Speech enhancement using U-nets with wide-context units

Abstract

In this article a new neural network for speech enhancement is proposed where single-channel noisy speech is processed in order to improve its intelligibility and quality. It is based on the U-net architecture, i.e. it is composed of two main blocks: encoder and decoder. Some of the corresponding layers in the encoder and decoder are connected with skip connections. In most of the encoder-decoder neural networks for speech enhancement known from the literature, the time-frequency resolution of the hidden feature maps is reduced. The main strategy in the presented approach is to maintain the time-frequency resolution of feature maps at all levels of the network while having large receptive field at the same time. In order to obtain features dependent on wide context we propose neural network units based on recurrent cells or dilated convolutions. The proposed neural network was evaluated using WSJ0 and TIMIT speech data mixed with noises from Noisex, DCASE and field recordings from Freesound online database. The results showed improvement over the baseline networks based on gated dilated convolutions or long-short term memory (LSTM) in terms of scale-independent speech-to-distortion ratio (SI-SDR), spectro-temporal objective intelligibility (STOI) and perceptual evaluation of speech quality (PESQ) measures.

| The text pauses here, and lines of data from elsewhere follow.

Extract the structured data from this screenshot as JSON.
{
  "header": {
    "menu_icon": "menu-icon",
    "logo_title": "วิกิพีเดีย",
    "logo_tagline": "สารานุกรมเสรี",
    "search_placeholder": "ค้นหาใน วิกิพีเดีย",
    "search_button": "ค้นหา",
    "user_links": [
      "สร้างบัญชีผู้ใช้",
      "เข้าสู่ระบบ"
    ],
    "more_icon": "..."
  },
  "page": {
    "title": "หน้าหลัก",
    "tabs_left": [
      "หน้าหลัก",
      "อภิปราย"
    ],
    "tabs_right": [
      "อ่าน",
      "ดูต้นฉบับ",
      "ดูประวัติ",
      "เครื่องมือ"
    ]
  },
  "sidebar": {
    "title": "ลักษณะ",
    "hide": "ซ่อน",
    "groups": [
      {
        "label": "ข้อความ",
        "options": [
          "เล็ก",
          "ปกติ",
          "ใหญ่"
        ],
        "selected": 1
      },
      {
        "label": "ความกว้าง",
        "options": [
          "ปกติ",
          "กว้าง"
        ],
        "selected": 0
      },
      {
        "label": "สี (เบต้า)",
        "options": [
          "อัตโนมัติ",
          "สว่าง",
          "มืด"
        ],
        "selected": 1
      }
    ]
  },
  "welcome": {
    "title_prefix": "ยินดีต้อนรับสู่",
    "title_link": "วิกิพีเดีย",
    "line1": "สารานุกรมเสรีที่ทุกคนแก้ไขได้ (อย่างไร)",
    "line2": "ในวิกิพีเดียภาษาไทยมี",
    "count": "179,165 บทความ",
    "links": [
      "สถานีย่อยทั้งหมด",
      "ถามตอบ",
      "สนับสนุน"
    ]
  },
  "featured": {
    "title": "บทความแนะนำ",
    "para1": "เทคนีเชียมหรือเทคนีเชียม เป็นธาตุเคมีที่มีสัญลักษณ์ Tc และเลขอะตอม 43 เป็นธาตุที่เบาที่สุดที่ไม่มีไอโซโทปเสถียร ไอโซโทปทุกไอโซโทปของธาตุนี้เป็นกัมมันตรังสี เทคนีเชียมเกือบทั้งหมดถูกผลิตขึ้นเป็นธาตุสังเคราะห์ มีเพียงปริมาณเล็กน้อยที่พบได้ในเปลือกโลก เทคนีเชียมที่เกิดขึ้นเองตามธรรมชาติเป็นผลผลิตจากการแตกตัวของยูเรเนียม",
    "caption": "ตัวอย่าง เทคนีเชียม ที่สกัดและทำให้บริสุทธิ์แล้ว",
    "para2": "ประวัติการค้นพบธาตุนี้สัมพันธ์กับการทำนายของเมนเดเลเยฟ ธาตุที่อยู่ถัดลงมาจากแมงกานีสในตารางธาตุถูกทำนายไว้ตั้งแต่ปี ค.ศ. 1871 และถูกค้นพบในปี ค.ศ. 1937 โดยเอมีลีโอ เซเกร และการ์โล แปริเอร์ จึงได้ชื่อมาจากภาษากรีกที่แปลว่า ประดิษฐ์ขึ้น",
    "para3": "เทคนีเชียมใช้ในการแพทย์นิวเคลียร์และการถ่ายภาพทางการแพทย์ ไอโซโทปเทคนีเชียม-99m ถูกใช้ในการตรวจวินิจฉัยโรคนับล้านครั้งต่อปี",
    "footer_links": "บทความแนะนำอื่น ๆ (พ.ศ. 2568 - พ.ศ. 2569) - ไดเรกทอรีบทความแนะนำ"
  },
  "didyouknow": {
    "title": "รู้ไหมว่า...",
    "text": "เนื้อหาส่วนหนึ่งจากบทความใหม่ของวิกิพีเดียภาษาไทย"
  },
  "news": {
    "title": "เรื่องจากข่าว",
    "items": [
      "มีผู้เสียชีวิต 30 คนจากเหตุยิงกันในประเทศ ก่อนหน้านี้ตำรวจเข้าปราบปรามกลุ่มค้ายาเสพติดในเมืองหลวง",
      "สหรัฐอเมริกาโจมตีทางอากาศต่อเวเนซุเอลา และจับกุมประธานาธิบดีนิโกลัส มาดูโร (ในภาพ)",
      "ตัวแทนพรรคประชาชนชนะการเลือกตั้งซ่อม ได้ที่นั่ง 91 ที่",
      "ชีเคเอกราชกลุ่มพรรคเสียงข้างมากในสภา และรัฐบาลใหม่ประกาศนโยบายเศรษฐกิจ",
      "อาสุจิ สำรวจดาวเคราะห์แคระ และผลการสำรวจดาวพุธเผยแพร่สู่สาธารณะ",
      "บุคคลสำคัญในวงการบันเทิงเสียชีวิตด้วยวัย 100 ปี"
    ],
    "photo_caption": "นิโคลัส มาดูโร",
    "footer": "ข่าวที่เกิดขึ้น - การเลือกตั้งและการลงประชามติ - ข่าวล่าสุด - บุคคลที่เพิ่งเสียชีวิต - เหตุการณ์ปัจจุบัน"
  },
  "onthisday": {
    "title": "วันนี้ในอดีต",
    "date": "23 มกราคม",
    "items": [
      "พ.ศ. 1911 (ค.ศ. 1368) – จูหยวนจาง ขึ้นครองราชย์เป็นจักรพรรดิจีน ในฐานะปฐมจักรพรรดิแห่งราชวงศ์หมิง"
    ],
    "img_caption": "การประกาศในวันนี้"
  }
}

Appendix: Gated recurrent unit

There are many implementations and parameters of GRUs which can affect performance of the neural network. Therefore, in this appendix we provide information about variant of GRUs used in the experiments reported in this paper. The value of the reset gate is calculated as

$$ \textbf{r}_{t}=\sigma_{r}(\textbf{W}_{xr}\textbf{x}_{t}+\textbf{W}_{hr}\textbf{h}_{t-1}+\textbf{b}_{r}) , $$

(10)

where σ_r is the sigmoid, x_t is input vector to the GRU for time index t, while h_t− 1 is a vector representing previous state. Matrix W_xr, W_hr, and b_r are parameters of the reset gate. Similarly, update gate

$$ \textbf{u}_{t}=\sigma_{u}(\textbf{W}_{xu}\textbf{x}_{t}+\textbf{W}_{hu}\textbf{h}_{t-1}+\textbf{b}_{u}) , $$

(11)

and candidate state is computed using the formula

$$ \textbf{c}_{t}=\sigma_{c}(\textbf{W}_{xc}\textbf{x}_{t}+\textbf{r}_{t}\odot (\textbf{W}_{hc}\textbf{h}_{t-1})+\textbf{b}_{c}) , $$

(12)

where σ_c is tanh function, W_xc, W_hc and b_c are weights and bias. Finally, state h_t is computed using

$$ \textbf{h}_{t}=(\textbf{1}-\textbf{u}_{t})\odot \textbf{h}_{t-1} + \textbf{u}_{t} \odot \textbf{c}_{t} . $$

(13)

The processing performed by GRU can be described as a linear transformation

$$ \left[\begin{array}{cc} \textbf{W}_{xr} & \textbf{W}_{hr} \\ \textbf{W}_{xu} & \textbf{W}_{hu} \\ \textbf{W}_{xc} & \textbf{0} \\ \textbf{0} & \textbf{W}_{hc} \\ \textbf{0} & \textbf{I} \end{array}\right]\left[ \begin{array}{c} \textbf{x}_{t} \\ \textbf{h}_{t-1} \end{array}\right] + \left[ \begin{array}{c} \textbf{b}_{r} \\ \textbf{b}_{u} \\ \textbf{0} \\ \textbf{0} \\ \textbf{0} \end{array}\right] = \left[ \begin{array}{c} \textbf{z}_{r} \\ \textbf{z}_{u} \\ \textbf{z}_{xc} \\ \textbf{z}_{xh} \\ \textbf{h}_{t-1} \end{array}\right] , $$

(14)

which is transformed using the following nonlinear function

$$ f(\textbf{z}) = (1-\sigma(\textbf{z}_{u})\odot \textbf{h}_{t-1} + \sigma(\textbf{z}_{u})\odot \tanh(\textbf{z}_{xc}+\sigma(\textbf{z}_{r})\odot\textbf{z}_{hc}+\textbf{b}_{c}) . $$

(15)

Additionally, in all experiments featuring recurrent layers, the initial states of recurrences were also learned during training. We found this to have a small but consistent positive effect on the network’s performance.